A Systematic Understanding of Biology using Networks

Despite the often misreported news articles on biology, there is no clear cut function of a single biological component such as a protein, gene or metabolite. There is no “gene” for lung cancer, rather, there is a genetic network that when perturbed, causes lung cancer. What is more important is a biological component’s relationship with the enormous regulatory systems of proteins, genes and metabolites that we call life. The importance of the systemic relationship of a node over the individual characteristics is similar to that in social networks and the internet - no node is an island. In reality, cellular function such as programmed cell-death is a product of several different biological components coming together.

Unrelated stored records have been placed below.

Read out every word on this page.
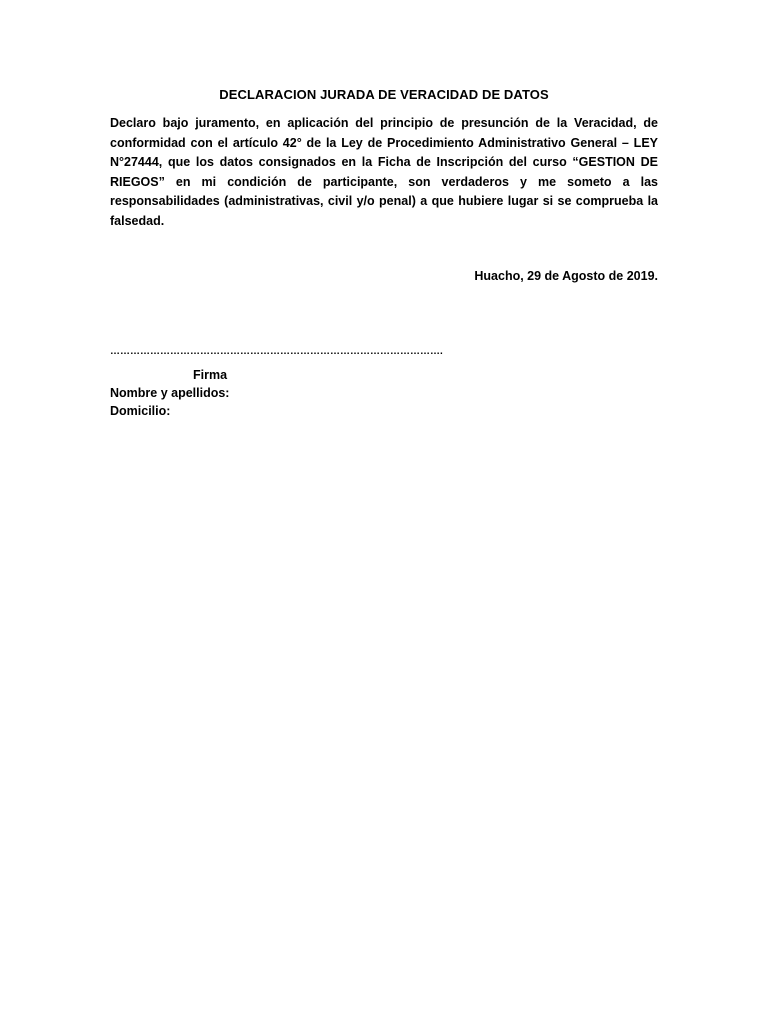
DECLARACION JURADA DE VERACIDAD DE DATOS

Declaro bajo juramento, en aplicación del principio de presunción de la Veracidad, de conformidad con el artículo 42° de la Ley de Procedimiento Administrativo General – LEY N°27444, que los datos consignados en la Ficha de Inscripción del curso “GESTION DE RIEGOS” en mi condición de participante, son verdaderos y me someto a las responsabilidades (administrativas, civil y/o penal) a que hubiere lugar si se comprueba la falsedad.

Huacho, 29 de Agosto de 2019.
……………………………………………………………………………………….
Firma
Nombre y apellidos:
Domicilio:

Albert-László Barabási and Zoltán N. Oltvai wrote a seminal review paper entitled, “Network Biology: Understanding The Cell’s Functional Organization” in Nature Reviews Genetics (2004). Barabási and Oltvai connect many concepts from graph theory to biological sciences, one of which is a network that follows a power law distribution of connectivity, known as a scale-free network. Protein-protein interactions, flux of metabolic reactions and gene regulatory networks have been shown to form scale-free network, in which there is an inner “core” of highly connected nodes and a large “crust” of sparsely connected nodes. The advantage of biological scale-free networks is that they are incredibly robust against common accidental failure - a gene network can still persist with a large percentage of randomly mutated genes. In reality, biological networks are more than just scale-free networks - they are hiearchical networks with interconnected modules of nodes which together perform a specific function.

There is evolutionarily evidence that gene duplication, a major driver of genome evolution, as contributing to the evolution of scale-free networks in life.Barabási and Zoltán cite evidence that the highly connected proteins modules are evolutionarlily more conserved from yeast to higher organisms like humans, indicating there is value in the highly connected networks. The model is that (1) duplicated genes increase the connections of highly connected genes (”rich-get-richer” mechanism) and (2) genes that are duplicated are most likely sparesely connected, nonessential genes.

With the existence of set of highly connected pathways, there may be a way of using VCG applied to network routing to judge the quantitative importance of a critical gene to serve as a hub, in the style of the Google PageRank mechanism discussed in class.